The RFU announced last week that tackling above the waist will be banned in community rugby matches from next season to reduce head impact exposure and concussion risk.
The move, made amid increasing concerns about how head impact exposure and concussions affect players' health, would affect English clubs in divisions below the Premiership, Championship and Premier 15s.
"The RFU Board, Council and executive staff apologise for the anger and concern that has been created among the rugby community...," the RFU said in a statement.
"In our desire to act quickly to reduce head impacts and concussions in the community game, which represents 99% of the rugby playing population in England, we have upset many of you who are the champions, volunteers, and ambassadors of our game.
"We fully acknowledge we got the engagement wrong, and we are truly sorry."
Earlier this week, Ireland head coach Andy Farrell said the proposals could leave players "sitting ducks," while Gloucester head coach George Skivington said: "I don't think it's smart."
Ireland flyhalf Jonny Sexton, speaking at the Six Nations launch on Monday, said the rule change may actually increase the number of concussions in the sport.
The RFU said the wording they had used to explain the proposals mirrored that of a similar move in France and acknowledged that it had "caused misunderstanding and confusion."
"We would now like the game to help us define how we describe a lower tackle height to reflect what the research is telling us in a way that is understood by all," the governing body said.
"Consequently, the risk of head injuries should be reduced if tackling below that optimum height.
"We will now begin a series of forums and workshops with players, coaches, match officials and volunteers, to explain and develop the details of the domestic law variation."

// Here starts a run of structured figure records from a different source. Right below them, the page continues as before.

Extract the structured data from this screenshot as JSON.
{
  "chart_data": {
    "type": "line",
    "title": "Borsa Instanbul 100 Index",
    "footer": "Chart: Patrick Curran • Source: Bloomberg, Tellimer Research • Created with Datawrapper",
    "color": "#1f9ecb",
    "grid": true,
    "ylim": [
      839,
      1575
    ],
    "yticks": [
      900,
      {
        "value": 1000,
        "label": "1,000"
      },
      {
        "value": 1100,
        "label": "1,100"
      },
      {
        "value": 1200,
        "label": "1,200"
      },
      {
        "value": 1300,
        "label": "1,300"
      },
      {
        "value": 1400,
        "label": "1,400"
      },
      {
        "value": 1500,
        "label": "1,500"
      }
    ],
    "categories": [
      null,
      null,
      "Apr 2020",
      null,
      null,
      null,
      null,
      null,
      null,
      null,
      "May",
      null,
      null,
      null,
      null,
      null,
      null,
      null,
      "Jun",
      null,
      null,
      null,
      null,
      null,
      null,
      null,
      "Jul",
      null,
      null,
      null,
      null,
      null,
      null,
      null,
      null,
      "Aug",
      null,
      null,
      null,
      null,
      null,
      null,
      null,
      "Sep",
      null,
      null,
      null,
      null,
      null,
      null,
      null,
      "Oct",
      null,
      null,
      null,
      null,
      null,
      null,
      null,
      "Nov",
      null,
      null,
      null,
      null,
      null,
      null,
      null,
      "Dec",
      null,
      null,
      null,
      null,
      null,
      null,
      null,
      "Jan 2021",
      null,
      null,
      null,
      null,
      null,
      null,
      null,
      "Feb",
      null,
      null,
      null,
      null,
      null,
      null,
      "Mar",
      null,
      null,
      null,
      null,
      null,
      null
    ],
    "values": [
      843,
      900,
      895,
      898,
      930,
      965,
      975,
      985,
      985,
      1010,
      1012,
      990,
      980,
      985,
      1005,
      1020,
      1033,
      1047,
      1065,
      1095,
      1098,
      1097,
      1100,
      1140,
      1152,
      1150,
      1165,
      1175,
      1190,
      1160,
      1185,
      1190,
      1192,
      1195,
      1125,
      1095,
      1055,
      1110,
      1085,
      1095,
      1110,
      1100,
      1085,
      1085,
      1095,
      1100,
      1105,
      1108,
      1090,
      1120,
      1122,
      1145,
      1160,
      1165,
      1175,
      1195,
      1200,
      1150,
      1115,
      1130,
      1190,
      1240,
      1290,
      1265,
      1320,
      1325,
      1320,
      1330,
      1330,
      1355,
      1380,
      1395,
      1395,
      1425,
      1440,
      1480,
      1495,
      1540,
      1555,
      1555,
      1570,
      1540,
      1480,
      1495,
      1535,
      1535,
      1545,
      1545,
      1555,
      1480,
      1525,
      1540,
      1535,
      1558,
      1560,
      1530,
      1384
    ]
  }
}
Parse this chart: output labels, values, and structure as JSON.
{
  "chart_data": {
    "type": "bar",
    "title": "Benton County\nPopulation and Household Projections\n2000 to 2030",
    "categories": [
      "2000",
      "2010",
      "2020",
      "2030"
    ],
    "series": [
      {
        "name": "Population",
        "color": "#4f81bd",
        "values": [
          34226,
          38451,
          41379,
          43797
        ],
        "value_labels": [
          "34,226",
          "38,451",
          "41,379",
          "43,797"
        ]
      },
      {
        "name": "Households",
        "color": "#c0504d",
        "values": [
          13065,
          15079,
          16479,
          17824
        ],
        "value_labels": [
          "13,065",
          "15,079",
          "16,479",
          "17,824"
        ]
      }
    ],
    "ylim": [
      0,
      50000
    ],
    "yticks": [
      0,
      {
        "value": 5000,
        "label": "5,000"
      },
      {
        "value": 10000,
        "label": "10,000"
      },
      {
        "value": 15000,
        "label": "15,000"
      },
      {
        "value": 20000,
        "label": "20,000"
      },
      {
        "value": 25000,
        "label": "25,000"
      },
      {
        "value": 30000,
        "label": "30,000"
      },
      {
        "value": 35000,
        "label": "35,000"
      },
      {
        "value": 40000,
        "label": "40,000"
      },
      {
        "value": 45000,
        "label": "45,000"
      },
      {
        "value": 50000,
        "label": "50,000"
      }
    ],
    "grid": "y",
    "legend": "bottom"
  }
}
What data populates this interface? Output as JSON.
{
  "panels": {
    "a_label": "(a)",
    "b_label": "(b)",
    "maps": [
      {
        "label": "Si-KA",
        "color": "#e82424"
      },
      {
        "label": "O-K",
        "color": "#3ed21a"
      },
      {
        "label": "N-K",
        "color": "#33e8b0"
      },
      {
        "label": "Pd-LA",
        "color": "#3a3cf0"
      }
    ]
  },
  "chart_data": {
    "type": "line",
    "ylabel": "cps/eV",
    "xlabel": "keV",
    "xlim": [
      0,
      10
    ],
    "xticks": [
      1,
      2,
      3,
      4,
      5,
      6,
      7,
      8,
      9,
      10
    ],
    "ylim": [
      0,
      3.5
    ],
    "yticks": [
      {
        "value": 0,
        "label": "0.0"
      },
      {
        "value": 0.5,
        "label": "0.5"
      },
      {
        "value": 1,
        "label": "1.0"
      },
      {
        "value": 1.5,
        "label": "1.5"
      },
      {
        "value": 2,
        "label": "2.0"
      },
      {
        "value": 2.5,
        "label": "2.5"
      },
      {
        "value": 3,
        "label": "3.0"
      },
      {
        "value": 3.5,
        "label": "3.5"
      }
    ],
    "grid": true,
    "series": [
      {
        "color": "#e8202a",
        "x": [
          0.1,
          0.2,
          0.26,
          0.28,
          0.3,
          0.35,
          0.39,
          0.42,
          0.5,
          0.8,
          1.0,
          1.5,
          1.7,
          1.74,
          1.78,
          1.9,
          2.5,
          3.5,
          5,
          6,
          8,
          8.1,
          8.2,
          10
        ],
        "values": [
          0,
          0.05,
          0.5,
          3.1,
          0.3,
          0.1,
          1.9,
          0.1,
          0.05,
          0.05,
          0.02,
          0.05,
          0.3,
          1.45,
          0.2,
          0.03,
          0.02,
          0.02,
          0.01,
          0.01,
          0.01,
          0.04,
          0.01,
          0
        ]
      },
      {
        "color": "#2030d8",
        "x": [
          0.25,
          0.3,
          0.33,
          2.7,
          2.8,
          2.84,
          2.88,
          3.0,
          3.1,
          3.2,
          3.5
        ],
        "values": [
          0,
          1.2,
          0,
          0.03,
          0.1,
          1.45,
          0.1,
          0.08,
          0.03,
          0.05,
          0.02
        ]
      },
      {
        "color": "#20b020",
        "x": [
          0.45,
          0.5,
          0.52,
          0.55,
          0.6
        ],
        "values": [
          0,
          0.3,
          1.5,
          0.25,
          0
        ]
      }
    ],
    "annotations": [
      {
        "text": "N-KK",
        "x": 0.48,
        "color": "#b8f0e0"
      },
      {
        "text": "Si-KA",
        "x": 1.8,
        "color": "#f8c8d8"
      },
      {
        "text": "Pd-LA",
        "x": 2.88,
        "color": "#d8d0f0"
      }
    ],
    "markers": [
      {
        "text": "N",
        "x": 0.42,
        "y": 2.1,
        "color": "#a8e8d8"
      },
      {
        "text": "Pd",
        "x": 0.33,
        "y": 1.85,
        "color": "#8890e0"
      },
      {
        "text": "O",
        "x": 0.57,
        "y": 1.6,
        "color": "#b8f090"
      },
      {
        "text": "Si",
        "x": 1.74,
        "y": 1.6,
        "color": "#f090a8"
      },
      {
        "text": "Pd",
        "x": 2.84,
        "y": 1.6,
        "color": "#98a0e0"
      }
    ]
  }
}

The RFU's apology also included details of "scientific evidence" which states that the risk of head injury and concussion can be reduced by lowering tackle height.
Groups of amateur and ex-professional players have brought claims against rugby bodies alleging they negligently failed to protect them from concussion and non-concussion injuries that caused various neurological disorders.
World Rugby chief executive Alan Gilpin said the governing body intends to lower the legal tackling height at elite level worldwide in the coming years to reduce the risk of head injuries in the sport.